Marking the 180th anniversary of birth of Rimsky-Korsakov. “This remarkably gifted man is destined to become one of the best decorations of our art”

18 March 2024

March 18, 2024 marks the 180th anniversary of the birth of the outstanding Russian composer, teacher, and music theorist Nikolai Andreevich Rimsky-Korsakov. His work is an integral part of not only Russian but also world culture. Music did not immediately become the main work of N. A. Rimsky-Korsakov’s life.

The future composer was born in Tikhvin on March 18 (March 6, old style) 1844. The first signs of musical ability appeared in him very early. The family had an old piano that my father played.

At the age of six, the boy began to learn to play the piano. According to Rimsky-Korsakov, he did not study music particularly diligently. However, having extraordinary musical abilities, he reached the point where he could independently “put down on paper what he played on the piano tolerably well”.

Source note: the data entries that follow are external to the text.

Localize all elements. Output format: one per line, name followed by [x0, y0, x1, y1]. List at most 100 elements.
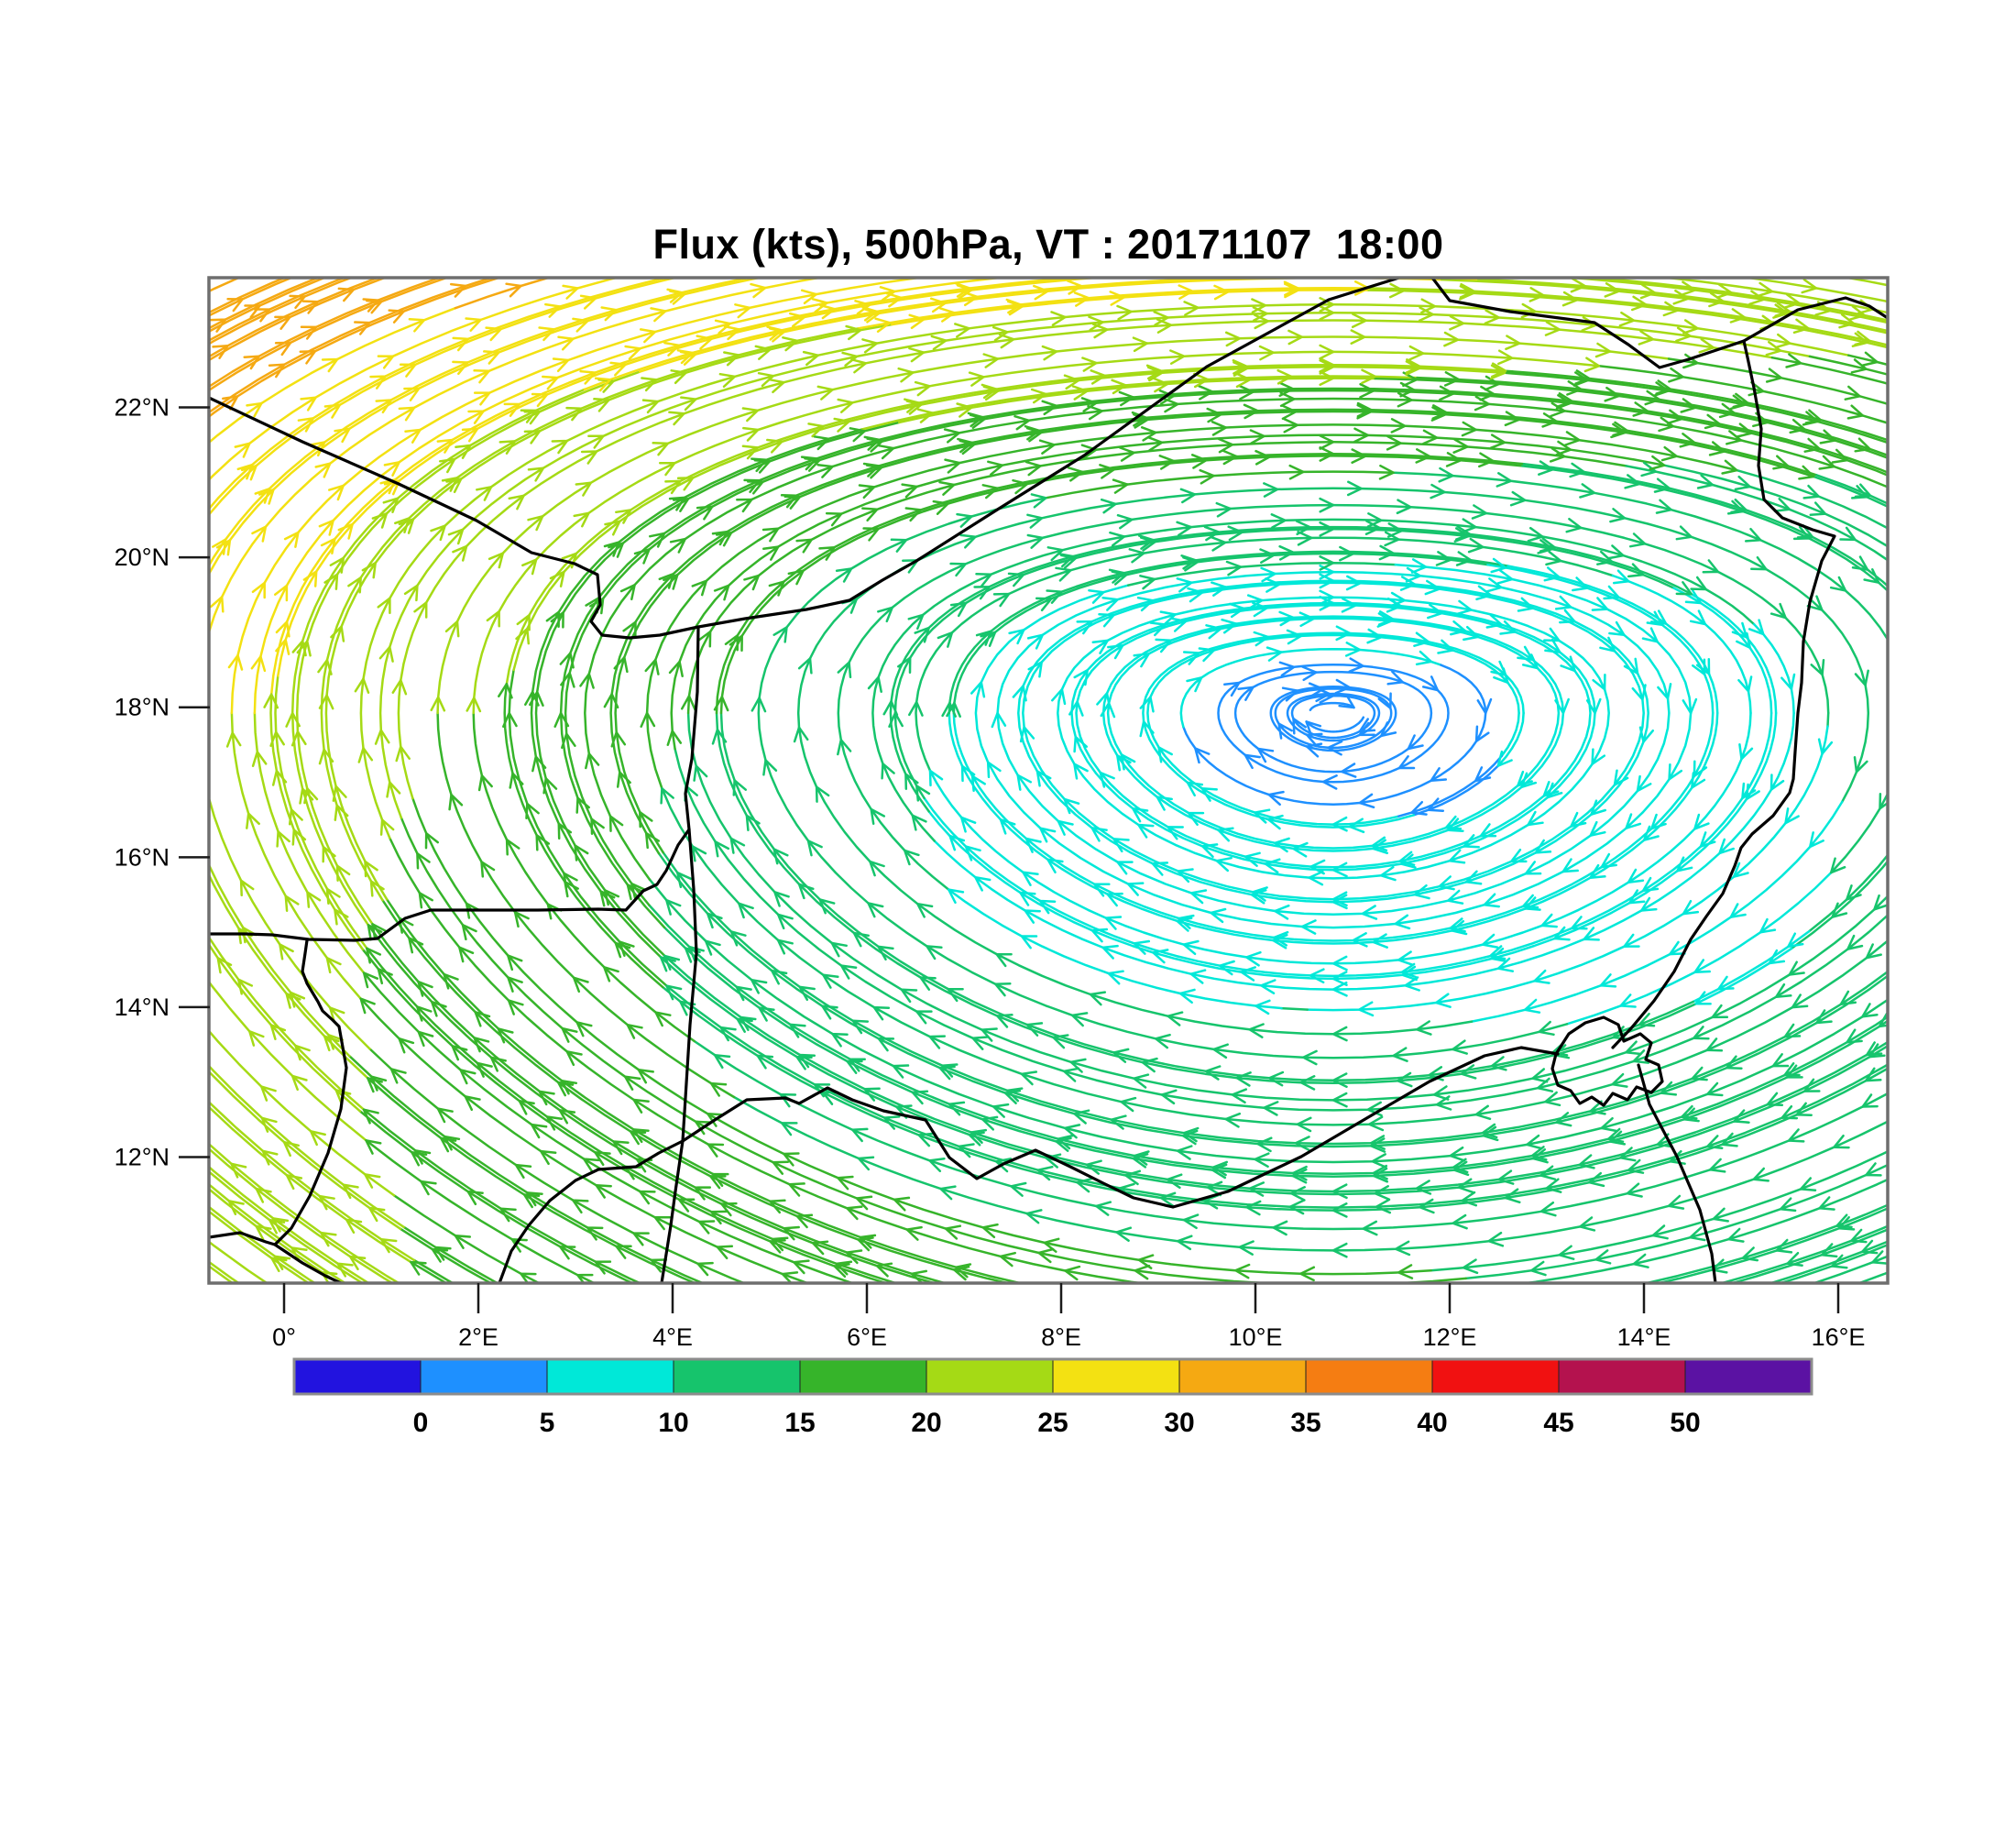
flow-arrowhead [573, 511, 590, 528]
flow-arrowhead [669, 537, 686, 554]
streamline [1520, 1316, 1702, 1349]
flow-arrowhead [782, 336, 799, 352]
flow-arrowhead [459, 1069, 477, 1085]
flow-arrowhead [1158, 389, 1176, 405]
flow-arrowhead [1590, 799, 1607, 816]
flow-arrowhead [720, 1202, 738, 1217]
streamline [277, 278, 1111, 677]
flow-arrowhead [1270, 513, 1287, 529]
streamline [857, 287, 1370, 330]
flow-arrowhead [862, 527, 880, 542]
streamline [732, 1095, 1888, 1252]
colorbar-segment [1432, 1359, 1559, 1394]
y-tick-label: 12°N [115, 1144, 170, 1171]
streamline [1815, 474, 1888, 505]
country-border [209, 828, 691, 942]
flow-arrowhead [1022, 871, 1039, 886]
streamline [454, 278, 553, 310]
streamline [662, 851, 1888, 1146]
flow-arrowhead [1213, 284, 1230, 301]
flow-arrowhead [1774, 333, 1791, 349]
flow-arrowhead [1397, 1071, 1413, 1088]
streamline [1901, 213, 1942, 220]
colorbar-segment [800, 1359, 926, 1394]
flow-arrowhead [1415, 650, 1433, 666]
flow-arrowhead [806, 840, 823, 857]
streamline [209, 1142, 401, 1283]
streamline [1597, 365, 1888, 424]
flow-arrowhead [1649, 609, 1668, 625]
flow-arrowhead [1177, 1235, 1193, 1251]
flow-arrowhead [1212, 1043, 1229, 1059]
flow-arrowhead [1690, 576, 1707, 591]
flow-arrowhead [449, 282, 467, 298]
flow-arrowhead [724, 633, 740, 652]
flow-arrowhead [296, 640, 312, 657]
flow-arrowhead [552, 357, 570, 373]
streamline [1305, 716, 1365, 733]
flow-arrowhead [1861, 1093, 1879, 1108]
flow-arrowhead [1415, 1180, 1432, 1195]
flow-arrowhead [325, 887, 341, 906]
flow-arrowhead [830, 941, 848, 958]
flow-arrowhead [797, 883, 815, 900]
flow-arrowhead [1278, 661, 1296, 677]
flow-arrowhead [676, 477, 695, 491]
flow-arrowhead [1353, 427, 1370, 444]
flow-arrowhead [461, 427, 479, 443]
flow-arrowhead [1649, 455, 1666, 471]
flow-arrowhead [1331, 862, 1348, 878]
flow-arrowhead [309, 1130, 326, 1147]
flow-arrowhead [551, 439, 569, 455]
flow-arrowhead [999, 818, 1016, 835]
flow-arrowhead [1201, 843, 1219, 859]
flow-arrowhead [1358, 1001, 1375, 1017]
flow-arrowhead [1449, 1146, 1466, 1162]
flow-arrowhead [1361, 368, 1377, 385]
flow-arrowhead [1088, 588, 1105, 604]
flow-arrowhead [1260, 566, 1276, 583]
flow-arrowhead [958, 1143, 975, 1158]
flow-arrowhead [1116, 513, 1134, 530]
flow-arrowhead [466, 1190, 484, 1206]
flow-arrowhead [1256, 747, 1275, 763]
flow-arrowhead [508, 494, 525, 510]
flow-arrowhead [1543, 566, 1561, 582]
flow-arrowhead [1281, 404, 1298, 421]
flow-arrowhead [793, 726, 809, 743]
flow-arrowhead [1281, 686, 1299, 702]
flow-arrowhead [1639, 283, 1657, 300]
flow-arrowhead [624, 345, 641, 360]
flow-arrowhead [1149, 621, 1167, 637]
flow-arrowhead [641, 377, 658, 392]
flow-arrowhead [1026, 513, 1044, 529]
flow-arrowhead [1221, 618, 1238, 634]
flow-arrowhead [696, 335, 713, 350]
flow-arrowhead [579, 673, 595, 689]
flow-arrowhead [1863, 568, 1880, 584]
flow-arrowhead [1712, 1207, 1729, 1223]
streamline [757, 497, 1569, 1059]
streamline [209, 278, 321, 330]
flow-arrowhead [956, 402, 973, 418]
flow-arrowhead [1278, 544, 1295, 561]
flow-arrowhead [322, 845, 336, 863]
flow-arrowhead [1392, 1047, 1408, 1062]
flow-arrowhead [461, 923, 477, 941]
flow-arrowhead [751, 978, 768, 994]
colorbar-segment [1685, 1359, 1812, 1394]
flow-arrowhead [714, 319, 732, 335]
flow-arrowhead [772, 1160, 790, 1175]
flow-arrowhead [1798, 465, 1815, 480]
flow-arrowhead [610, 730, 627, 748]
flow-arrowhead [1771, 1053, 1790, 1068]
flow-arrowhead [1267, 790, 1285, 807]
flow-arrowhead [665, 984, 683, 1001]
streamline [1470, 800, 1844, 1023]
flow-arrowhead [1073, 735, 1089, 753]
flow-arrowhead [1638, 726, 1655, 743]
streamline [1770, 356, 1888, 385]
flow-arrowhead [1378, 464, 1395, 480]
colorbar-segment [674, 1359, 800, 1394]
flow-arrowhead [535, 834, 551, 851]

He liked reading. As he himself later wrote, he learned to read “jokingly”. Having an excellent memory, he memorized entire pages of the works that his mother read to him, word for word. Like all boys, he loved to play pranks: he climbed roofs and trees, made scenes, falling to the floor crying if he was punished. He was “captivated” by the idea of becoming a sailor, but by his own admission, he never dreamed of becoming a musician.

The parents decided to send the young man to the naval corps, since his uncle and brother were sailors. At the end of July 1856, the father took the boy to St. Petersburg to enter the Naval Cadet Corps.

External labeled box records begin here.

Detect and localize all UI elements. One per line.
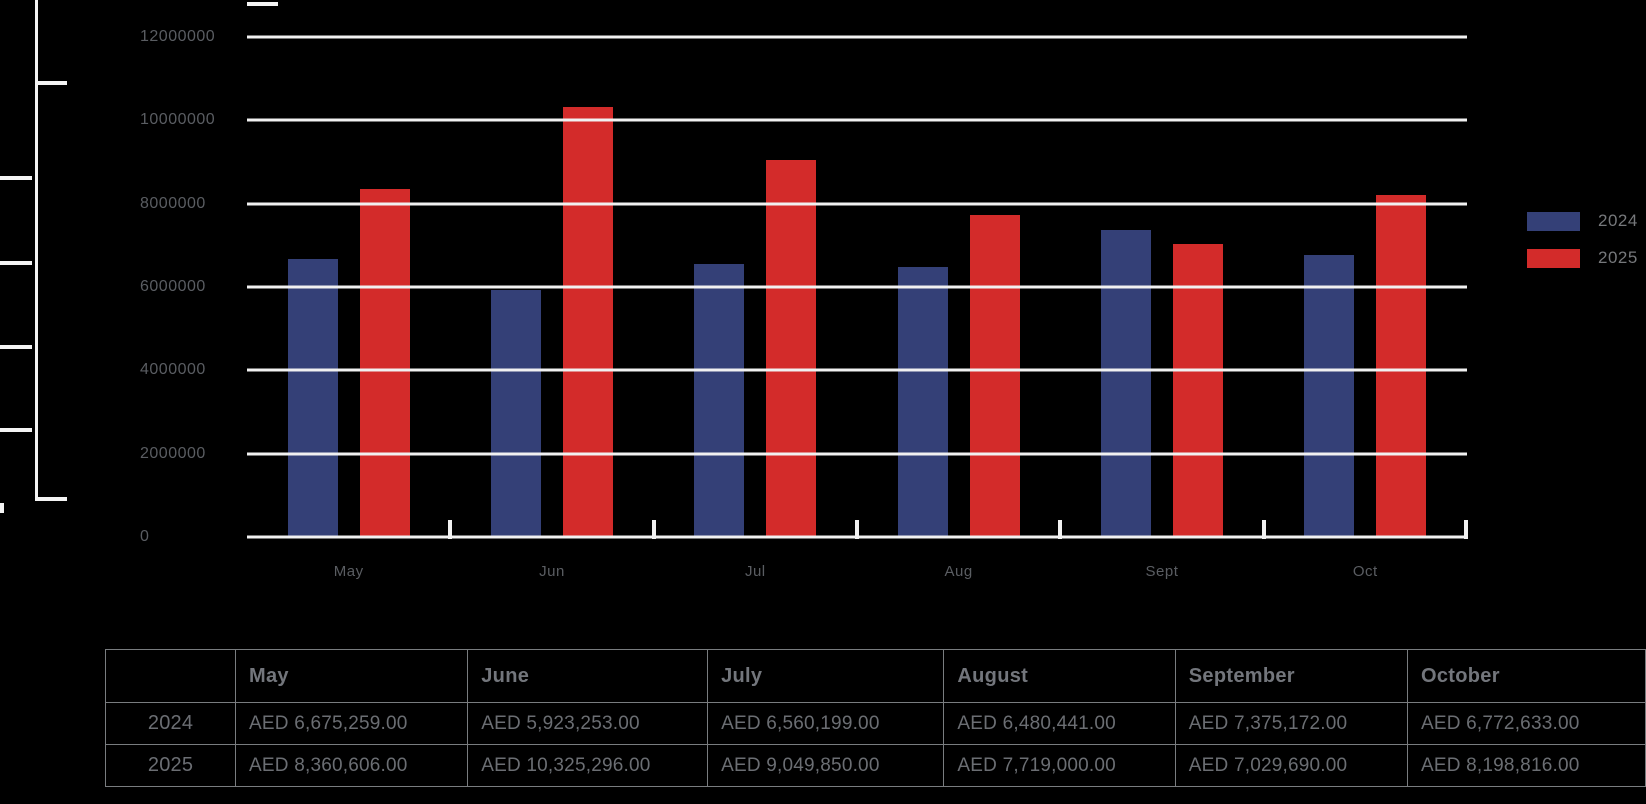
bar-2025-oct[interactable] bbox=[1376, 195, 1427, 537]
bar-group-jun bbox=[450, 37, 653, 537]
bar-2024-jun[interactable] bbox=[490, 290, 541, 537]
x-axis-end-tick bbox=[1464, 520, 1468, 539]
y-axis-tick-label: 2000000 bbox=[140, 444, 206, 462]
left-axis-tick-4 bbox=[0, 428, 32, 432]
table-cell: AED 10,325,296.00 bbox=[467, 744, 709, 787]
table-cell: AED 7,375,172.00 bbox=[1174, 702, 1409, 745]
bar-groups bbox=[247, 37, 1467, 537]
x-axis-label-oct: Oct bbox=[1352, 563, 1378, 580]
table-header-june: June bbox=[467, 649, 709, 703]
table-row-2025: 2025 AED 8,360,606.00 AED 10,325,296.00 AED… bbox=[104, 744, 1646, 787]
y-axis-tick-label: 0 bbox=[140, 528, 150, 545]
x-axis-boundary-tick bbox=[1058, 520, 1063, 539]
table-header: May June July August September October bbox=[104, 649, 1646, 703]
bar-2024-oct[interactable] bbox=[1304, 254, 1355, 537]
plot-area bbox=[247, 35, 1468, 539]
table-cell: AED 6,772,633.00 bbox=[1407, 702, 1646, 745]
legend-item-2025[interactable]: 2025 bbox=[1527, 248, 1638, 268]
table-cell: AED 8,360,606.00 bbox=[235, 744, 469, 787]
x-axis-boundary-tick bbox=[1261, 520, 1266, 539]
top-clipped-gridline bbox=[247, 2, 278, 6]
bar-2024-may[interactable] bbox=[287, 258, 338, 537]
y-axis-tick-label: 6000000 bbox=[140, 278, 206, 295]
table-header-september: September bbox=[1174, 649, 1409, 703]
legend-label: 2025 bbox=[1598, 248, 1638, 267]
bar-group-aug bbox=[857, 37, 1060, 537]
y-axis-tick-label: 12000000 bbox=[140, 28, 216, 45]
x-axis-label-jun: Jun bbox=[539, 563, 565, 580]
legend-swatch-2024 bbox=[1527, 211, 1580, 231]
table-cell: AED 8,198,816.00 bbox=[1407, 744, 1646, 787]
bar-2025-sept[interactable] bbox=[1172, 244, 1223, 537]
table-cell: AED 7,029,690.00 bbox=[1174, 744, 1409, 787]
row-label-2024: 2024 bbox=[104, 702, 237, 745]
table-cell: AED 6,560,199.00 bbox=[707, 702, 945, 745]
x-axis-boundary-tick bbox=[855, 520, 859, 539]
left-axis-tick-2 bbox=[0, 261, 32, 265]
x-axis-label-sept: Sept bbox=[1145, 563, 1179, 580]
bar-2025-jul[interactable] bbox=[766, 159, 817, 537]
legend-swatch-2025 bbox=[1527, 248, 1580, 268]
table-cell: AED 6,480,441.00 bbox=[943, 702, 1176, 745]
gridline bbox=[247, 35, 1467, 39]
gridline bbox=[247, 368, 1467, 372]
legend-label: 2024 bbox=[1598, 211, 1638, 230]
table-header-august: August bbox=[943, 649, 1176, 703]
gridline bbox=[247, 285, 1467, 289]
x-axis-labels: May Jun Jul Aug Sept Oct bbox=[247, 563, 1467, 580]
x-axis-label-aug: Aug bbox=[944, 563, 973, 580]
left-axis-tick-right bbox=[38, 81, 67, 85]
gridline bbox=[247, 118, 1467, 122]
x-axis-boundary-tick bbox=[651, 520, 656, 539]
x-axis-boundary-tick bbox=[448, 520, 453, 539]
legend-item-2024[interactable]: 2024 bbox=[1527, 211, 1638, 231]
bar-2024-jul[interactable] bbox=[694, 263, 745, 537]
table-header-row: May June July August September October bbox=[104, 649, 1646, 703]
left-axis-tick-3 bbox=[0, 345, 32, 349]
chart-legend: 2024 2025 bbox=[1527, 211, 1638, 285]
left-edge-mark bbox=[0, 503, 4, 513]
bar-2025-aug[interactable] bbox=[969, 215, 1020, 537]
table-cell: AED 9,049,850.00 bbox=[707, 744, 945, 787]
x-axis-label-may: May bbox=[333, 563, 364, 580]
table-header-empty bbox=[104, 649, 237, 703]
gridline bbox=[247, 202, 1467, 206]
table-header-may: May bbox=[235, 649, 469, 703]
table-row-2024: 2024 AED 6,675,259.00 AED 5,923,253.00 AED … bbox=[104, 702, 1646, 745]
bar-2025-jun[interactable] bbox=[562, 106, 613, 537]
bar-2025-may[interactable] bbox=[359, 188, 410, 537]
y-axis-tick-label: 4000000 bbox=[140, 361, 206, 379]
bar-2024-aug[interactable] bbox=[897, 266, 948, 537]
bar-group-sept bbox=[1060, 37, 1263, 537]
table-header-october: October bbox=[1407, 649, 1646, 703]
values-table: May June July August September October 2024 AE… bbox=[104, 649, 1646, 787]
bar-group-may bbox=[247, 37, 450, 537]
table-cell: AED 6,675,259.00 bbox=[235, 702, 469, 745]
left-axis-tick-1 bbox=[0, 176, 32, 180]
table-cell: AED 7,719,000.00 bbox=[943, 744, 1176, 787]
y-axis-tick-label: 8000000 bbox=[140, 194, 206, 212]
y-axis-tick-label: 10000000 bbox=[140, 111, 216, 129]
x-axis-label-jul: Jul bbox=[744, 563, 766, 580]
bar-2024-sept[interactable] bbox=[1100, 229, 1151, 537]
bar-group-oct bbox=[1264, 37, 1467, 537]
gridline bbox=[247, 452, 1467, 456]
bar-group-jul bbox=[654, 37, 857, 537]
table-cell: AED 5,923,253.00 bbox=[467, 702, 709, 745]
row-label-2025: 2025 bbox=[104, 744, 237, 787]
table-body: 2024 AED 6,675,259.00 AED 5,923,253.00 AED … bbox=[104, 702, 1646, 787]
left-axis-corner bbox=[35, 497, 67, 501]
left-axis-line bbox=[35, 0, 38, 500]
table-header-july: July bbox=[707, 649, 945, 703]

In the autumn of 1860, Rimsky-Korsakov began studying piano with teacher Fyodor Canille.

In November 1861, Canille brought Rimsky-Korsakov to the circle of musician Miliy Balakirev, the “Mighty Handful”. It included Modest Mussorgsky, Alexander Borodin and Cesar Cui. Communication with musicians played an important role in Rimsky-Korsakov’s creative life. A year later, the aspiring composer took on his first major work, Symphony № 1.

In 1862, Rimsky-Korsakov graduated from the Naval Cadet Corps: “My graduation as a midshipman took place on April 8, 1862”. He received the title of midshipman upon completion of the school course; midshipmen were free people. Rimsky-Korsakov received his officer rank after two years of service.

The young man faced a three-year trip around the world on the Almaz clipper and a complete “separation from music”. While traveling, he reflected: “Having met the Balakirev circle, I began to dream of a musical path; I was encouraged and directed in a circle towards this road. At that time I was already really passionate about music”. 

Having returned from a trip around the world, Rimsky-Korsakov devoted himself entirely to music. In 1867 he wrote “Serbian Fantasy”. It was performed at one of the concerts of the Russian Musical Society. Pyotr Ilyich Tchaikovsky described this event in his book Musical feuilletons and notes of Pyotr Ilyich Tchaikovsky (1898). The Presidential Library's portal features the dedicatory inscriptions of P. I. Tchaikovsky to N. A. Rimsky-Korsakov, made in 1885-1886 on the scores of Suite № 3 for orchestra and Symphony in four scenes “Manfred”.

The great musician Pyotr Ilyich Tchaikovsky turned out to be right. Rimsky-Korsakov left behind a rich creative heritage. Fifteen operas, symphonic works, vocal compositions. In addition, N. A. Rimsky-Korsakov was active in teaching. In 1871 he became a professor at the St. Petersburg Conservatory. From 1873 to 1884 he was Inspector of Musical Choirs of the Naval Department, and from 1874 to 1881 he was Director of the Free Music School.

The electronic collections of the Presidential Library also contain letters from N. A. Rimsky-Korsakov to M. A. Vrubel, the author of scenery sketches for “The Tale of Tsar Saltan”, costumes for “Koshchei the Immortal” and to his wife, the outstanding singer N. I. Zabele-Vrubel. It was for her extraordinary voice that Rimsky-Korsakov wrote many musical masterpieces. Nadezhda Ivanovna became the ideal “Korsakov singer,” filling with spirituality the images of the Swan Princess, the Snow Maiden, the Sea Princess and other heroines of his operas. The Presidential Library's portal also contains materials from the correspondence between N. A. Rimsky-Korsukov and M. A. Balakirev, published in the magazine Musical Contemporary (1916), portrait photographs of the composer and other materials.